Олеська подняла голову. Профиль у нее был таким нежным, что солнце просвечивало его насквозь.
– Когда? – уточнила она требовательно.
– Ну… Как-нибудь… Когда она успокоится и не вопьется мне в глотку.
Мите представилось окаменевшее – ничто не дрогнет, – почти мужское лицо.
– Она способна впиться в глотку? Да ну, брось!
– Ты ее совсем не знаешь, – Дайна поднялась и поморщилась оттого, что в колене что-то хрустнуло, выдавая возраст. – Это знаешь, еще та змеища! Столько яда накопила, что самое лучше отравить может.

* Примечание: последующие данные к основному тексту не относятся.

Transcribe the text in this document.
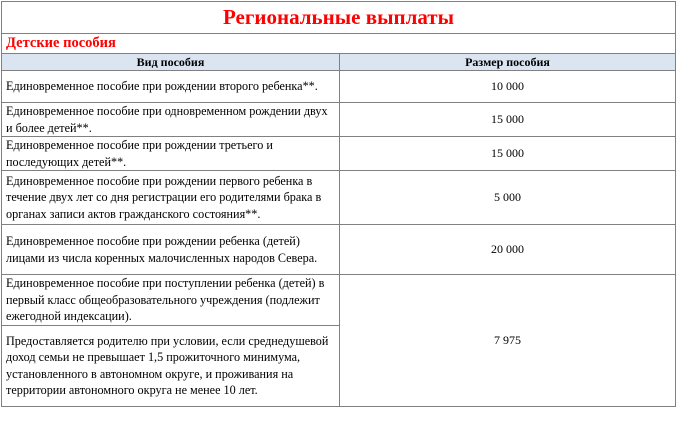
Региональные выплаты	
Детские пособия	
Вид пособия	Размер пособия
Единовременное пособие при рождении второго ребенка**.	10 000
Единовременное пособие при одновременном рождении двух и более детей**.	15 000
Единовременное пособие при рождении третьего и последующих детей**.	15 000
Единовременное пособие при рождении первого ребенка в течение двух лет со дня регистрации его родителями брака в органах записи актов гражданского состояния**.	5 000
Единовременное пособие при рождении ребенка (детей) лицами из числа коренных малочисленных народов Севера.	20 000
Единовременное пособие при поступлении ребенка (детей) в первый класс общеобразовательного учреждения (подлежит ежегодной индексации).	7 975
Предоставляется родителю при условии, если среднедушевой доход семьи не превышает 1,5 прожиточного минимума, установленного в автономном округе, и проживания на территории автономного округа не менее 10 лет.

Ты, дружок, держись от нее подальше.
Последнего Митя не услышал.
– У вас с ним и было – самое лучшее? – спросил он, не понимая, почему отводит глаза.
Она и не подумала одарить его спасительной ложью:
– Да. Лучше и быть не может.
– Но может быть по-другому, – его пробрал легкий озноб оттого, как просительно прозвучал его голос. Во что он превращается рядом с ней?!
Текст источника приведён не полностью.